Agatha Christie, 1949

“There was a moment when I changed from an amateur to a professional. I assumed the burden of a profession, which is to write even when you don’t want to, don’t much like what you’re writing, and aren’t writing particularly well.” Agatha Christie.

I spent the better part of my teen years and early twenties devouring Agatha Christie books, until I’d read every one, though my preference leaned heavily to stories featuring Miss Marple and Hercule Poirot. I even went so far as to read Christie’s six romance novels, penned as Mary Westmacott.

My fascination with Christie fueled my desire to write murder mysteries. But like Christie, for many years I was an amateur. Actually, amateur is overstating it. I was more of a “want-to be” writer. You know the type: the person who says they’re going to write a book “one day.”

For me, “one day” took about three decades from the time I put down Curtain, Hercule Poirot’s final mystery. In between, I worked as a Credit & Collections Manager, a Sales and Marketing Coordinator, and over the past thirteen years, a freelance writer and editor. It wasn’t my fault, you see. I was waiting for the muse to show up. I knew once the muse made an appearance I’d be ready to write that book.

Except the muse never came for a visit. Not even after I bought some shiny new writing software for my computer. [Here’s a head’s up for those of you who don’t know: you still have to WRITE the story!]

Barry Dempster

Sometime in the early 2000s, I decided to take a creative writing class taught by Barry Dempster, an award-winning Canadian author and poet. It was Barry who told me, “The muse will never come unless you let her know you’re going to be there. Make time to write every day, even if it’s only for thirty minutes, even if all you’re doing is sitting there, staring at a blank page. One day, the words will come.”

They did. Faced with ten days off of all my freelance gigs, I started writing my first book, The Hanged Man’s Noose, on Christmas Eve 2011. I wrote every day, including Christmas and New Year’s Day. By the end of that ten-day period, I had a few chapters written. It never got easy…but it did get easier, and by February 2013, I’d finished writing and revising the book. Then I tried to find an agent, and when that didn’t work out, I went to work looking for a publisher.
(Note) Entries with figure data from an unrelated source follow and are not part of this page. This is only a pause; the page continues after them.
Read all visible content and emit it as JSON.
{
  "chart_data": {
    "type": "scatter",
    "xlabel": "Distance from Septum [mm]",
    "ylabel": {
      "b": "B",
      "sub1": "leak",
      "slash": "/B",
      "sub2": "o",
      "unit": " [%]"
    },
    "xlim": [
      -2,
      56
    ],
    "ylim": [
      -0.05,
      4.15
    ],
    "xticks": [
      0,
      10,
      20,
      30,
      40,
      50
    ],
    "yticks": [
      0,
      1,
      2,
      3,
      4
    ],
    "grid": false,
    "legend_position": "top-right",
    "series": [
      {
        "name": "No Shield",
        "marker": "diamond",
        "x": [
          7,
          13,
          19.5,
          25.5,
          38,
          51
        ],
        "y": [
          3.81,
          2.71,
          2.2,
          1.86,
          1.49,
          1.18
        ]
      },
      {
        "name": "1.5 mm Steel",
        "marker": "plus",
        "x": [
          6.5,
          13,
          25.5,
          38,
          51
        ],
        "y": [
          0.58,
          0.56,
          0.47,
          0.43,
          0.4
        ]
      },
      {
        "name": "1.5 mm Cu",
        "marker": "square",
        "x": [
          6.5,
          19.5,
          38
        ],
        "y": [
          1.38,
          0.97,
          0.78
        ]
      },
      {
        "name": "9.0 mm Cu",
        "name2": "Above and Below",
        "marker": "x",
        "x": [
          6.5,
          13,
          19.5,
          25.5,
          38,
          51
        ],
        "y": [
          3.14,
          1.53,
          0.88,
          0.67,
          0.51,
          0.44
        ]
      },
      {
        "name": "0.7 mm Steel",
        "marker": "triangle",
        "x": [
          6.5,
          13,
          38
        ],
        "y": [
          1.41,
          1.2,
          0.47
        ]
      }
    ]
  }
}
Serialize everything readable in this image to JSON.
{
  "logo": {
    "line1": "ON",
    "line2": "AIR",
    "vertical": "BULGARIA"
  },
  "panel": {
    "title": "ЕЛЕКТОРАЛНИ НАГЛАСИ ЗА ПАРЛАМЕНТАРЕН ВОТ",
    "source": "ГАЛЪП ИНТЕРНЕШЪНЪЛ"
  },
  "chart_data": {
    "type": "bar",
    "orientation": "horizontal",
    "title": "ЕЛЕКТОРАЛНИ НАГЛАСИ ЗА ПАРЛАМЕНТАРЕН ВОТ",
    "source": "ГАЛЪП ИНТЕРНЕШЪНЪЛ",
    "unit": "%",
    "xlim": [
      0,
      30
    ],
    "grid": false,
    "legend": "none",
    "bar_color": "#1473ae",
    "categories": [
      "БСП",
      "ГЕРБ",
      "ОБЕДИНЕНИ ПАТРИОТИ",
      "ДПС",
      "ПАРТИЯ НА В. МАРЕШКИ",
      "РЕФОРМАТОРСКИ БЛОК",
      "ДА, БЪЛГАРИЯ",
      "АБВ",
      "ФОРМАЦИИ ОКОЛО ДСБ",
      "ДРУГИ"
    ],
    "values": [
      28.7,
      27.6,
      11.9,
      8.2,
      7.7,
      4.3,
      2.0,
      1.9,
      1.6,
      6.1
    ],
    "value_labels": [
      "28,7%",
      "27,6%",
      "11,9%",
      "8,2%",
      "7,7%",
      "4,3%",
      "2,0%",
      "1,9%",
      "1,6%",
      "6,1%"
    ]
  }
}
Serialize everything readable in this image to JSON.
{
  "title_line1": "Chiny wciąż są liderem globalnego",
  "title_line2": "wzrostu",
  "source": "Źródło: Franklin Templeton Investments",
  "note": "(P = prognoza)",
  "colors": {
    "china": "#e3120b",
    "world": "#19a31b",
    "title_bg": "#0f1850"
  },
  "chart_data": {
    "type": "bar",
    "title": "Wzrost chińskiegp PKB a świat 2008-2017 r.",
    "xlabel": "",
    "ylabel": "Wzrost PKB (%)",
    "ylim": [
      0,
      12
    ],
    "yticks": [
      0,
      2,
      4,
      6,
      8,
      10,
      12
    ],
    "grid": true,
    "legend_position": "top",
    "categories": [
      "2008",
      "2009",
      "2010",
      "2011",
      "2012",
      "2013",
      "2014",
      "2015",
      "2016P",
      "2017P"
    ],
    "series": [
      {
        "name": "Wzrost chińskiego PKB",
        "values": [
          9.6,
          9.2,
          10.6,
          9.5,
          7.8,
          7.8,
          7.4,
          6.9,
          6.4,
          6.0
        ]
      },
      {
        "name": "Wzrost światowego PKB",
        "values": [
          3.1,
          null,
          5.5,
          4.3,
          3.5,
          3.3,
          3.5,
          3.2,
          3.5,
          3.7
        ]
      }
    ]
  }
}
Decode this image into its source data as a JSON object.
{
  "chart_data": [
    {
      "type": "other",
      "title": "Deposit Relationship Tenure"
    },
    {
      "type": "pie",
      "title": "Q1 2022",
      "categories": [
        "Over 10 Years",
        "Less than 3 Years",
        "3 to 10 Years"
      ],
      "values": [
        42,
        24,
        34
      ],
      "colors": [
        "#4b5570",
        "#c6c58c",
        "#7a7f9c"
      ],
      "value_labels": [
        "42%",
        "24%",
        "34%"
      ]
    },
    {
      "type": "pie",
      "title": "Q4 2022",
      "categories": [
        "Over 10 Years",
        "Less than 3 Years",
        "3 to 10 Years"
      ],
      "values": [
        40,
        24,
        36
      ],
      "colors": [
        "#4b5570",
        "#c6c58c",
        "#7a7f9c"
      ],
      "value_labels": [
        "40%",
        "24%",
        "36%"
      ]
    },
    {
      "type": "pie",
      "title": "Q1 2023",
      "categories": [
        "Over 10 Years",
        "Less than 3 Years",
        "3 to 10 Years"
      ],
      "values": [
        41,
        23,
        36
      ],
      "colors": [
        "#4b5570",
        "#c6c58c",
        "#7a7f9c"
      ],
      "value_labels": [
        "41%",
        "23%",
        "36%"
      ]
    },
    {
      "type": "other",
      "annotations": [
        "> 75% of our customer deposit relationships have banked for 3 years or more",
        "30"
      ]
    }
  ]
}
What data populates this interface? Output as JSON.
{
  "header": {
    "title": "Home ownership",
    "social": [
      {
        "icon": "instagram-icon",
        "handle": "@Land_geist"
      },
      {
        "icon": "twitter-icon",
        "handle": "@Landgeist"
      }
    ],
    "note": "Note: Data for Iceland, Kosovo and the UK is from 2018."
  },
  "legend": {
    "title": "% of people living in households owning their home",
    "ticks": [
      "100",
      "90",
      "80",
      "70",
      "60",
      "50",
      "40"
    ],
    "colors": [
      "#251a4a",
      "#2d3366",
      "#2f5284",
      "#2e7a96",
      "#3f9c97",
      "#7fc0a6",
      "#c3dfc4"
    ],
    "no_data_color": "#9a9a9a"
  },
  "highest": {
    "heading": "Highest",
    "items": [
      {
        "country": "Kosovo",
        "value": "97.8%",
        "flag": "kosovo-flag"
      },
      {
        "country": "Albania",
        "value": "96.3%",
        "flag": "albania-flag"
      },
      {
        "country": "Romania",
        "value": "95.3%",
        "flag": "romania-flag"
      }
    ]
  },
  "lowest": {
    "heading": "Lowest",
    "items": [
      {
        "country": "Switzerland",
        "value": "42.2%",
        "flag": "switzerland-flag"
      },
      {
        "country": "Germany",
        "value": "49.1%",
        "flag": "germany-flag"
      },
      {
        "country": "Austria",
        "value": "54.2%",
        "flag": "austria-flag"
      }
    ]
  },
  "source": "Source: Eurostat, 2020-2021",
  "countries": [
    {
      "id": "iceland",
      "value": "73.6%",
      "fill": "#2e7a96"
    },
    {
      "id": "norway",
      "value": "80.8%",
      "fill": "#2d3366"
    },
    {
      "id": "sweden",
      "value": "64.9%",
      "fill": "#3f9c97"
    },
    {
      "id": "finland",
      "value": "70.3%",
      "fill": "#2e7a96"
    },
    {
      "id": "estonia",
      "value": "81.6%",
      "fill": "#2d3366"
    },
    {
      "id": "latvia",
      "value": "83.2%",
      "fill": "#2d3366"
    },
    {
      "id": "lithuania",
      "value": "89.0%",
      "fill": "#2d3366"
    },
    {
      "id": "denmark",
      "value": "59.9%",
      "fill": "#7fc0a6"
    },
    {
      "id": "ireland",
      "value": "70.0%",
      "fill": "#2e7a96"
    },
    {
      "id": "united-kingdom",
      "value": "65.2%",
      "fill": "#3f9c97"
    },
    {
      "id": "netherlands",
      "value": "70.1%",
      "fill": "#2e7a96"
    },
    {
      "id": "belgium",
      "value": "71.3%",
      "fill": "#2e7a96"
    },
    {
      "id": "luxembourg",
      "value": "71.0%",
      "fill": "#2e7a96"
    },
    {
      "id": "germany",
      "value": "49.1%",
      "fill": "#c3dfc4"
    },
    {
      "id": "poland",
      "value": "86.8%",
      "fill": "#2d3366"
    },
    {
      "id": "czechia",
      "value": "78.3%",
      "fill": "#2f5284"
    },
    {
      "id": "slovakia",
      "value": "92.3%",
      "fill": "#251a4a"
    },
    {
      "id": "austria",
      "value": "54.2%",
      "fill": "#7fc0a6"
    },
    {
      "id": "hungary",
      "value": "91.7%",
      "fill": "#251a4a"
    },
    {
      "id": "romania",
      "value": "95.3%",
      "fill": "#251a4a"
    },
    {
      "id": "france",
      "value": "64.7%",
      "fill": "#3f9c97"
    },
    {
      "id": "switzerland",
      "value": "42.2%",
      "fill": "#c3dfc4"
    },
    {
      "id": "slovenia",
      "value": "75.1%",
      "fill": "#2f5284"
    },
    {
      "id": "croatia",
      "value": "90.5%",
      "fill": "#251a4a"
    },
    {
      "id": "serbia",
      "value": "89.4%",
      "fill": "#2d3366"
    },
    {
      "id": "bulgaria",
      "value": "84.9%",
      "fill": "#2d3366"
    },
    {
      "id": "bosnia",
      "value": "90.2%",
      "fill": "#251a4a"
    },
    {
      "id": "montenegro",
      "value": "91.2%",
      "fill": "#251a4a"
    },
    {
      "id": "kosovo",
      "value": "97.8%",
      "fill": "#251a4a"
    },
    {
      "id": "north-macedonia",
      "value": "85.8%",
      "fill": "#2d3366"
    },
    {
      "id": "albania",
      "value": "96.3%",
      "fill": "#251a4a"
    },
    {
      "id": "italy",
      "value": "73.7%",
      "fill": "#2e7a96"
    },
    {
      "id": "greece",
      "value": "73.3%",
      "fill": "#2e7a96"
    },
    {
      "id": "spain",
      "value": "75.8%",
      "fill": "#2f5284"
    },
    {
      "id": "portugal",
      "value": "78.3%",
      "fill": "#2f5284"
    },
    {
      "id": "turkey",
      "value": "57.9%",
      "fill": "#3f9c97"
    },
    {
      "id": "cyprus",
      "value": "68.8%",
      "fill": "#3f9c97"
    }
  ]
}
I knew how elusive that muse could be, and I knew I should start another book, but I couldn’t bear to write the sequel to a book I hadn’t sold. I started Skeletons in the Attic, determined to make it as different from Noose as I could: Noose is written in third person, with multiple (primarily two) POVs. Skeletons, on the other hand, is written in first person, and entirely from the POV of the protagonist, Calamity (Callie) Barnstable. But this time, the Christie quote actually applied to me. Somewhere along the line, I’d stopped waiting for the muse to show up and graduated from want-to be writer to amateur writer to professional.

Some days, the muse is slow to appear, but that doesn’t stop me any more. To quote Agatha Christie once again, “The secret of getting ahead is getting started.”